Балашов не пошевелился. По-моему, он не понял ни слова. А может, сделал вид, что не понял? С чего ради он должен меня спасать? Ведь Кире можно все, может быть ей даже можно быть Мыркой?
– Слышь, толстый! С тобой я должен поговорить. Отпусти Кирку и пойдем наверх, а то я грохну эту мымру, мне от нее одни хлопоты.
Балашов сменил лицо олигофрена на вполне вменяемый вид. Он не просто отпустил Киру, он оттолкнул ее от себя, давая понять, что не изменит свое решение.
– Урод, – фыркнула Кира, потирая руку с красным пятном в том месте,
Пуля в висок откладывалась на неопределенное время.
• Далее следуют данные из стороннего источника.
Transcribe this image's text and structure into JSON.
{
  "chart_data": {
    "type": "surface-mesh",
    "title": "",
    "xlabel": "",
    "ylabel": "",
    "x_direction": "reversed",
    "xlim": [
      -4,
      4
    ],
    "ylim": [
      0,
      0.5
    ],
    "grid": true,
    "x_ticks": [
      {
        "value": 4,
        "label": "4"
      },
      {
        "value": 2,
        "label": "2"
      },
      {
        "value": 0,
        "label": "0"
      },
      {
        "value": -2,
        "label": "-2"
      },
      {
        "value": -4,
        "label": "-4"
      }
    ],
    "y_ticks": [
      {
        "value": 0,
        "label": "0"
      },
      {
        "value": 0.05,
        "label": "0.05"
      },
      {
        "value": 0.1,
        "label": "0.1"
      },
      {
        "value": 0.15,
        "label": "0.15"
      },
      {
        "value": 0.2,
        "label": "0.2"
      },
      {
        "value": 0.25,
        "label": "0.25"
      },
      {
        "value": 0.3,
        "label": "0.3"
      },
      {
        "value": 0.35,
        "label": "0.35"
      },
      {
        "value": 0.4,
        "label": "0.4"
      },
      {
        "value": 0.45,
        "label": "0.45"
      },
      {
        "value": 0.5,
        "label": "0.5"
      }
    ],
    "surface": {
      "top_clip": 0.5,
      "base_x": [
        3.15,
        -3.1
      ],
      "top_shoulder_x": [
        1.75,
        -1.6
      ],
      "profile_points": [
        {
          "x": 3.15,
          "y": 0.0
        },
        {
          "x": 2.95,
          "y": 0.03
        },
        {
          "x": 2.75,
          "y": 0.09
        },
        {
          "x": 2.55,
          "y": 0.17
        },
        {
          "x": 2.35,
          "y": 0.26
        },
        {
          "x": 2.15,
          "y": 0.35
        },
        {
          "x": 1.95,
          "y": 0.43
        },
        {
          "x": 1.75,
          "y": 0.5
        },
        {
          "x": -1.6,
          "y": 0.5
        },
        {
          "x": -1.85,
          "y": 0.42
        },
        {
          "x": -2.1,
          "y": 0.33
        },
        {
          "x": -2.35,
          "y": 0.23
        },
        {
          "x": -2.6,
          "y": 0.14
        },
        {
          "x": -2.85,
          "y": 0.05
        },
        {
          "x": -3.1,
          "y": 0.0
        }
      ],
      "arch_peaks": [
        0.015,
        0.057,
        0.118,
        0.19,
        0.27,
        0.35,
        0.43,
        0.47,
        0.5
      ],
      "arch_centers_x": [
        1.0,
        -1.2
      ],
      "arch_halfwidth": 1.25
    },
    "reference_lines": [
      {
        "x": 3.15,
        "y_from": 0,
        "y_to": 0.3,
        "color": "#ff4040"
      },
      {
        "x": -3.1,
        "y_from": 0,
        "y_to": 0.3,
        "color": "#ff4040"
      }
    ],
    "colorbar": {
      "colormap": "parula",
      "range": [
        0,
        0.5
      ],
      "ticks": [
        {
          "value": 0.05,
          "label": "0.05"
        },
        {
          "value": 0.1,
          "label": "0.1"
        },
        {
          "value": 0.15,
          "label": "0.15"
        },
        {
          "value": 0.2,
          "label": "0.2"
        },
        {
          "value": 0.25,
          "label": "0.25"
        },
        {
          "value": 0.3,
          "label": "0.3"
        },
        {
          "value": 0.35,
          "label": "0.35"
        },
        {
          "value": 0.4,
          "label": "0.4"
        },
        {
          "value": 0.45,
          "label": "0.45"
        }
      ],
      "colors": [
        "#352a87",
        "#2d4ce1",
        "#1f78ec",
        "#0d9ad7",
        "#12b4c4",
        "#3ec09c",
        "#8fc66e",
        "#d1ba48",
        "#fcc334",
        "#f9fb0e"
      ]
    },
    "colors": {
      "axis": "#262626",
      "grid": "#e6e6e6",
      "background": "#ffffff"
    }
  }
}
Я понимала, что она не отменяется, а просто откладывается. Ведь я не нужна этому мягкому знаку, этому грамотею, я не нужна ему – от меня одни хлопоты...
– Наверх! – приказал голос сзади.
Мимо нас прошла Кира, за ней Балашов. Больно толкая в спину, неизвестный мучитель повел меня вслед за ними. Кажется, предстоят разговорчики. Может, он врет, что я ему не нужна? Пока я у него на прицеле, Балашов будет плясать под его дудку. Во всяком случае, он совсем меня не боится, и даже не подумал обыскать. А у меня в карманах просторного Кириного костюма много интересного: записка, странный большой пистолет, и... паспорт Виктора.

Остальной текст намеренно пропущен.